Alternatively, perhaps the road from GPT-3.5 to Claude 3.5 and Gemini 2 and o3 has included further progress on the squishy side of things. I’m not sure how to rigorously define this, let alone measure it, but I believe there is a real question here. If we are seeing progress on that side, then even tasks that require deep judgement may soon look “like chess”, where AIs can outdo us, and human capability won’t seem so impressive. If not, then some skills may continue to elude AI for a while, and we’ll say that humans are uniquely suited to those things.
I’m not sure which track we’re on. I wish we had more information about how OpenAI’s latest models have racked up such impressive scores on FrontierMath and Humanity’s Last Exam. That might shed a bit of light. But I’m sure we’ll learn more soon. Whichever skills continue to seem like the best fit for the still-mysterious workings of the human brain, will be the last to fall to AI.
Exactly what would constitute “superhuman” here is a tricky question. My understanding is that a typical adult wouldn’t be able to answer a single problem from either exam. However, “typical adult” is not a good baseline for comparison. While I would struggle to name the current leader of a single Canadian province, and the same is probably true for “typical adults” outside of Canada, we wouldn’t say that someone who can name all ten is superhuman.

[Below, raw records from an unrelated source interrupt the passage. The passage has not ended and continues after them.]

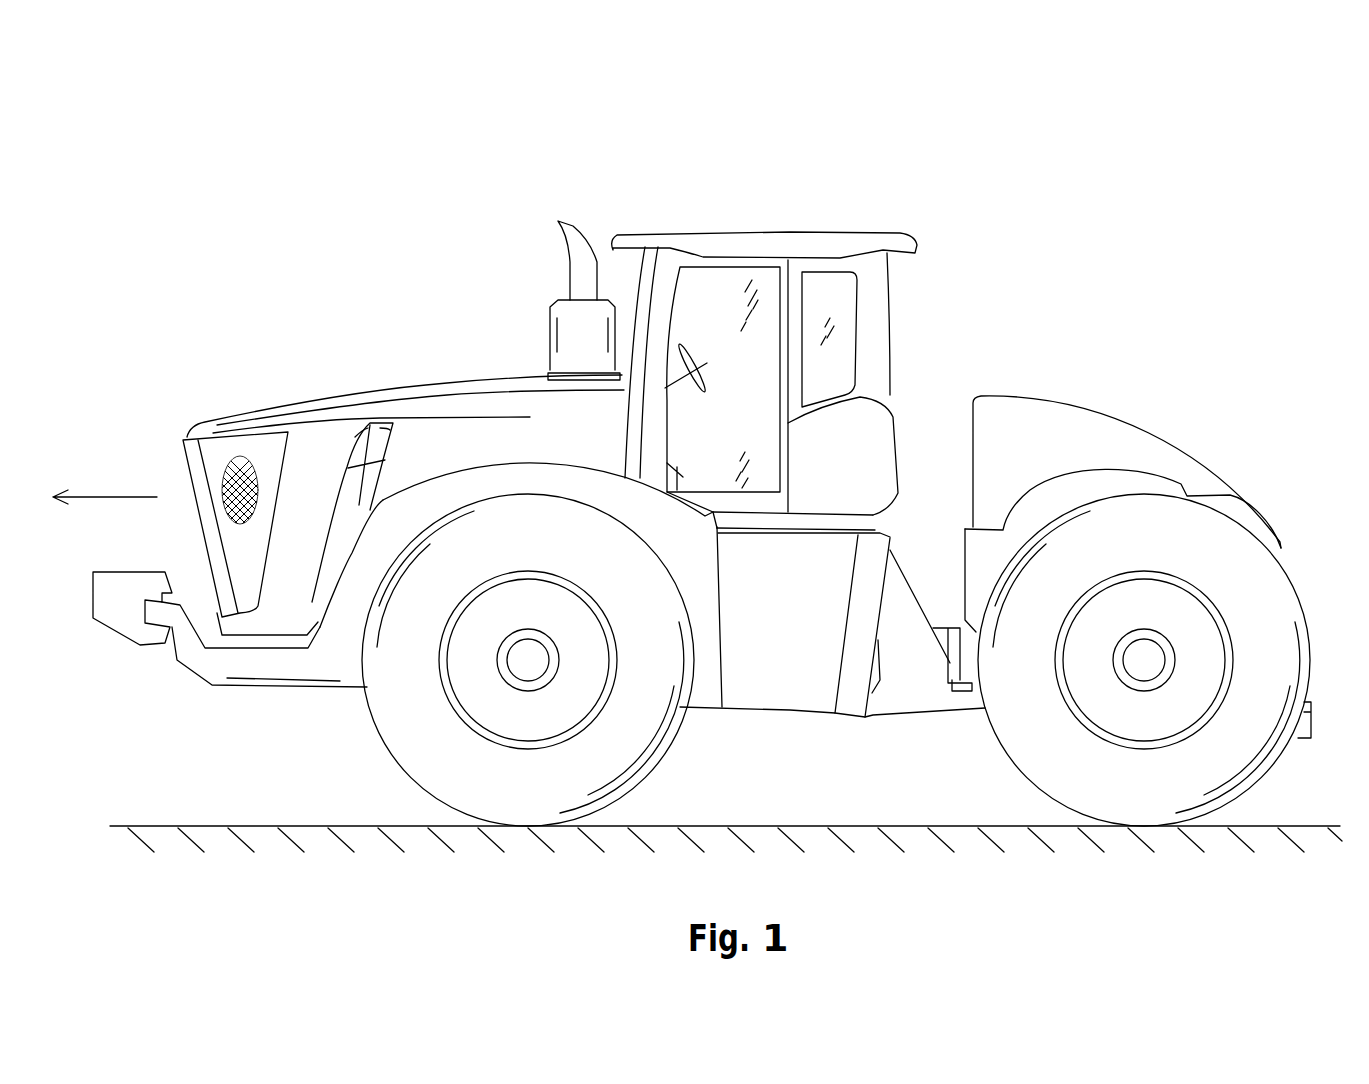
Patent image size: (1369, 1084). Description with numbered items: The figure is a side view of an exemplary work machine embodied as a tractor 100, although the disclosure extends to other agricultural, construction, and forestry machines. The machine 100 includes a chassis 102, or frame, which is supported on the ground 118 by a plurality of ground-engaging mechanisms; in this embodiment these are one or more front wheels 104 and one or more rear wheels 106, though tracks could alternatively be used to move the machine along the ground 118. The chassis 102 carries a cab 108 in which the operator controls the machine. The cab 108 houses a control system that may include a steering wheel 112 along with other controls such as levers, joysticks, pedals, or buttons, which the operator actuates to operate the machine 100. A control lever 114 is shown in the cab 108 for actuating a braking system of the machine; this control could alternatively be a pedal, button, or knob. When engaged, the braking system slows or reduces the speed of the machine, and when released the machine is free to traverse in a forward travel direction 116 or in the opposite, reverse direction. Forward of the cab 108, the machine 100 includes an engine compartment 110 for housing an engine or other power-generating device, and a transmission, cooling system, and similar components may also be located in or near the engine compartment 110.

The tractor 100 is at (702, 485).
The chassis 102 is at (780, 655).
The front wheels 104 is at (527, 813).
The rear wheels 106 is at (1153, 820).
The cab 108 is at (798, 237).
The engine compartment 110 is at (470, 427).
The steering wheel 112 is at (697, 372).
The control lever 114 is at (668, 463).
The forward travel direction 116 is at (103, 497).
The ground 118 is at (158, 823).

I think we can agree that if no single person on earth could do better than the AI on a particular exam, even after careful preparation, then the AI is superhuman at that exam. I’m confused as to whether we’ve reached that threshold yet on these two particular tests, but it seems like either we have or we soon will.
(“Careful preparation” could include practicing on problems of the type that appear in the exam, but not on the exact questions.)
Even supposing they could handle the physical side.
Large Language Models, the technology underlying ChatGPT and other modern text-processing AIs.
It seems to me that AI is good at the following:
1) Problems requiring many calculations and evaluations of possible rule-defined scenarios. When the rules get fuzzy to nonexistent, then AI has more difficulty.
2) Problems requiring the aggregation of mass quantities of information to produce a result based on specific conditions or rules. Again, same issue with fuzzy-to-nonexistent rules.
3) Creative works based on a library of pre-existing creative works. To give a very specific example of where AI breaks down, if I asked an AI to make a Beatlesesque song, the idea of putting a long "A Day In The Life"-type chord at the end would have not been considered had Lennon and McCartney not done it first. It could not have developed any possible "post-Beatles"-inspired works like what Jeff Lynne did with ELO without the same to begin with.
To sum up, AI is weak at spontaneous, randomish creativity, as well as developing truly novel concepts and ideas. I could see an AI getting better at approximating either, but never truly getting there.
In Japanese martial arts, there are considered 3 levels of mastery called Shuhari:
https://en.wikipedia.org/wiki/Shuhari
1) Obey the rules
2) Break the rules
3) Do your own thing (sometimes described as "Make the rules").
Could AI ever get to that third step of mastery? I'm not sure if it could even master the second step completely.
I sometimes wonder how much human intelligence will remain useful because it comes coupled to a human body. (Arguably human bodies are more impressive than our brains? They're *very* adaptable, and you can power them with burritos.)
If you assume that AI is better at all "pure intelligence" tasks than humans, but that AI hasn't invented robots that are as good as human bodies, then what follows? Does human intelligence remain vital because it has a high-bandwidth connection to human muscles?